Most PrPc molecules are normally localized on the cell surface, where they are attached to the lipid bilayer via a C-terminal, glycosyl-phosphatidylinositol (GPI) anchor.13 Several intriguing lines of evidence have emerged recently suggesting that PrPc may exert a cytoprotective activity via interacting with downstream effectors.14–16 Functional proteomic analysis and reciprocal pull-down assays were performed to provide the first evidence of an association between PrPc and the anti-apoptotic protein, par-4, in the TMZ-treated glioma cells, as well as in the cells synchronized at G2/M phase. Par-4, a 340-amino-acid protein, is a cancer cell-selective proapoptotic protein that functions in the cytoplasmic and nuclear compartments as a tumor suppressor.17–19 Ectopic par-4 and its SAC domain are well-known to exert their apoptotic effects depending on the cellular context and post-translational modifications. For instance, par-4 phosphorylation by Akt prevents its nuclear translocation thereby promoting cell survival.20 In contrast, phoshorylation of par-4 at T163 by PKA appears to positively regulate its proapoptotic activity.21 Our study identifies a novel pathway to regulate the proapoptotic function of par-4. Upon TMZ treatment, PrPc overexpressed in the G2/M-arrested cells binds with par-4 via its SAC domain. This physical interaction prevents par-4 from the PKA-mediated activation and subsequent trafficking to nucleus, which is required for either the TMZ-induced mitochondrial pathway-dependent apoptosis or the direct suppression of bcl-2 promoter. So far, distinct partner proteins of intracellular par-4 have been confirmed. For example, par-4 interactions with ζPKC or TOP1 in the cytoplasm or nucleus, respectively, impede NF-kB activity,22, 23 and par-4 interactions with WT1 inhibit bcl-2 promoter.24 In this sense, considering the negative regulation of par-4 by a membranous protein, PrPc, these interactions reveal distinct, cell compartment specific roles for the par-4 partners in growth regulation.
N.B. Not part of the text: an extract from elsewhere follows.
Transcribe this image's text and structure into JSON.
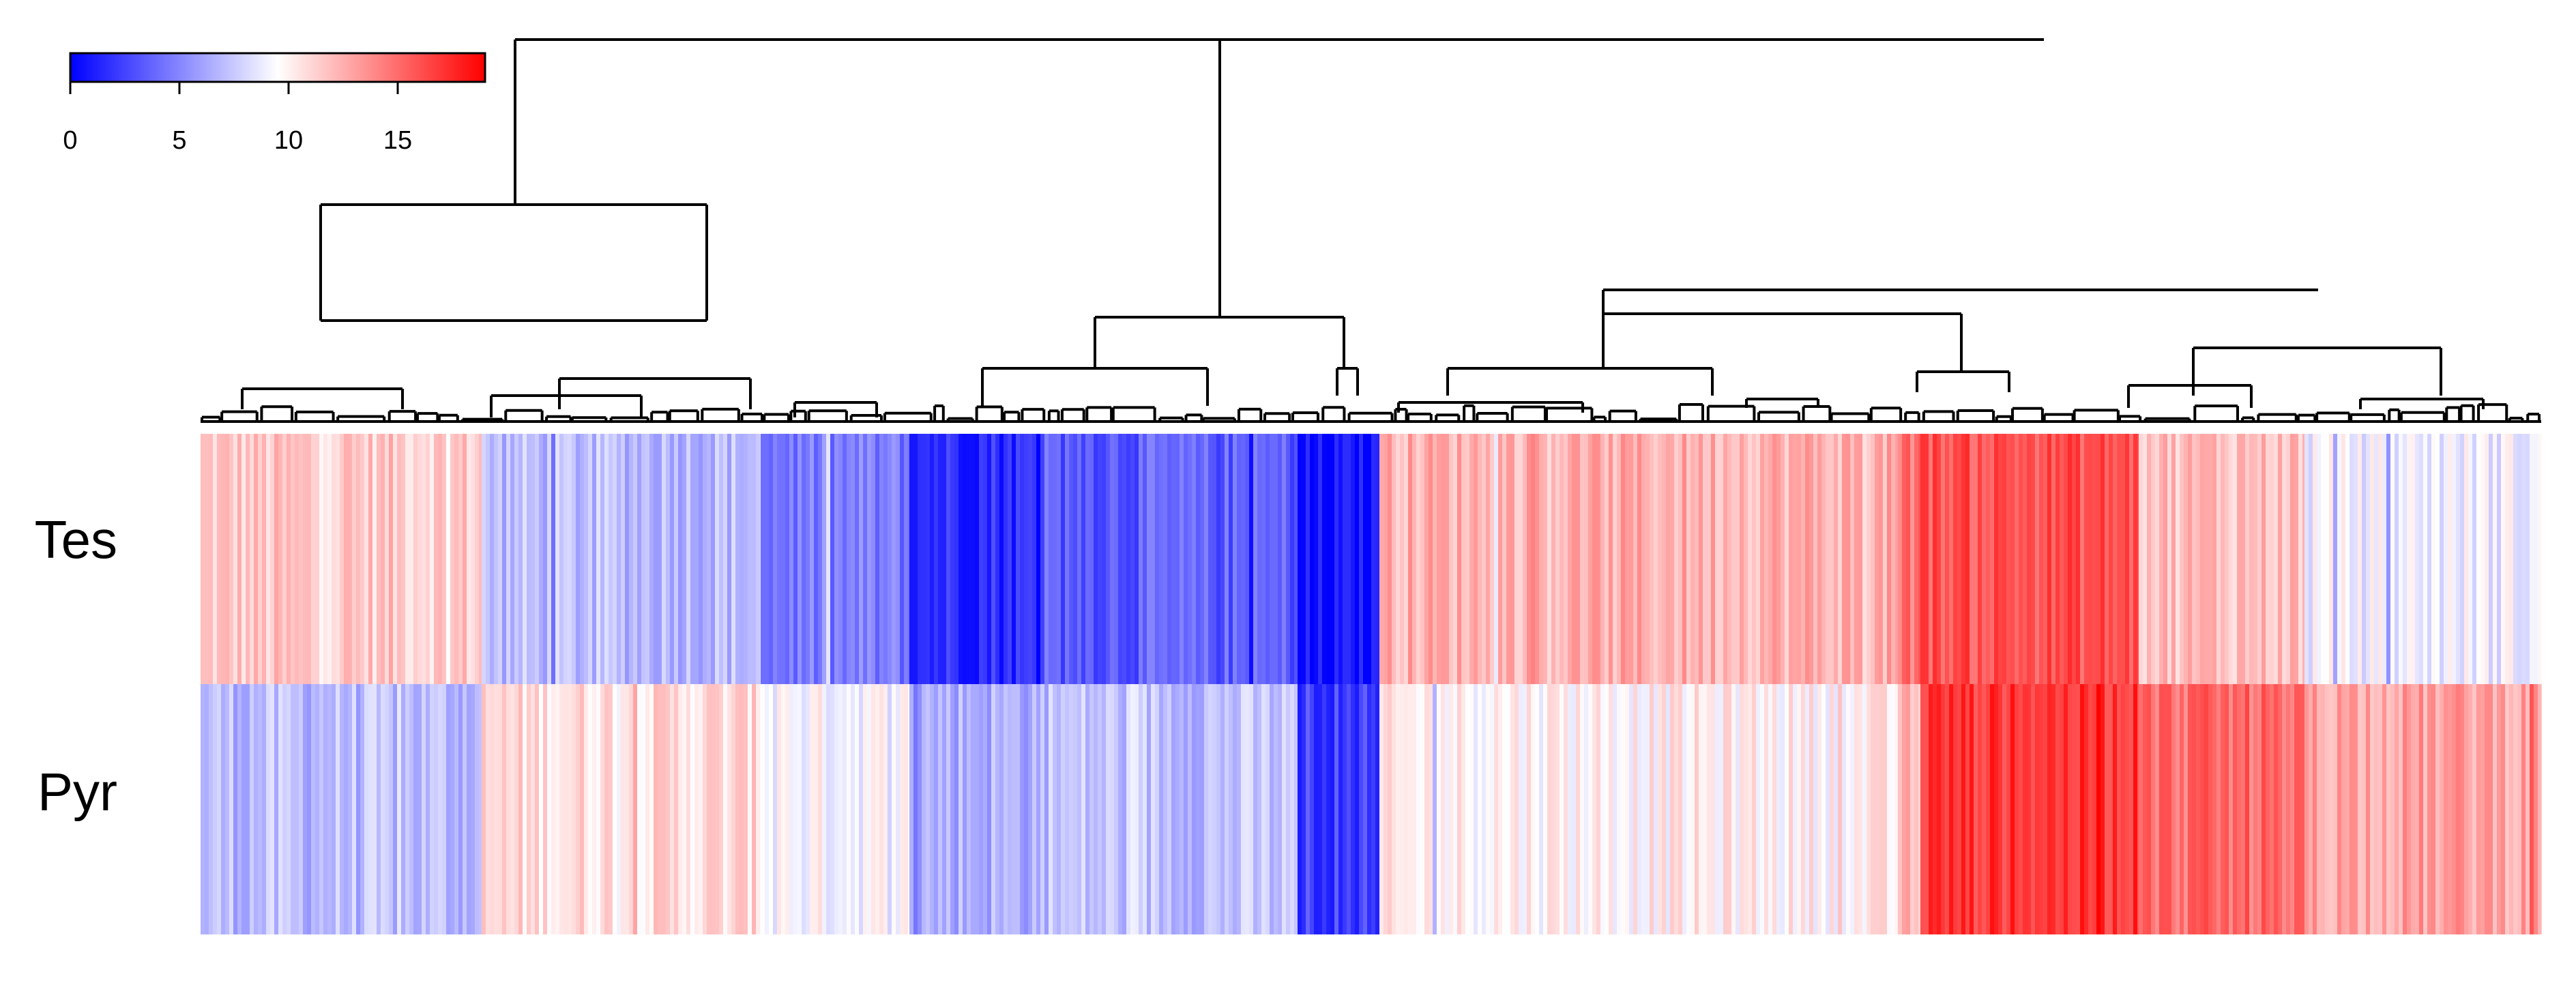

We further reasoned that if the PrPc/par-4 complex is responsible for protecting the G2/M cells against apoptosis by TMZ, then disruption of the PrPc/par-4 interaction should effectively induce cell death. PrPc depletion greatly enhanced the TMZ-induced apoptotic rate of glioma cells. This effect was primarily reversed by disrupting par-4 expression, indicating that the PrPc/par-4 complex is responsible for eluding the cytotoxic attacks via its antiapoptotic activity. Two mechanisms of resistance to TMZ have been elucidated. The first mechanism of resistance involves the DNA repair protein, O6-alklyguanine-DNA alkyltransferase. AGT acts by directly removing the methyl adduct on the O6 guanine position.25 Independent of AGT levels, resistance to temozolomide has also been shown in tumor cells deficient in the DNA mismatch repair system. This deficiency leads to the tolerance of O6 methylguanine and the ability of the cell to survive despite the presence of persistent DNA damage.26, 27 Our studies present a novel model in which par-4 may act as one of the ligand of PrPc receptor and interaction between the ligand/receptor accounts for antiapoptotic activity of glioma upon TMZ treatment. As PrPc depletion has greatly improved the efficacy of TMZ-based therapy both in vitro and in vivo, a better understanding of the molecular mechanisms of action of PrPc in our study may contribute to the development of further strategies for rationally and selectively manipulating the sensitivity of glioma cells to the TMZ-based chemotherapy.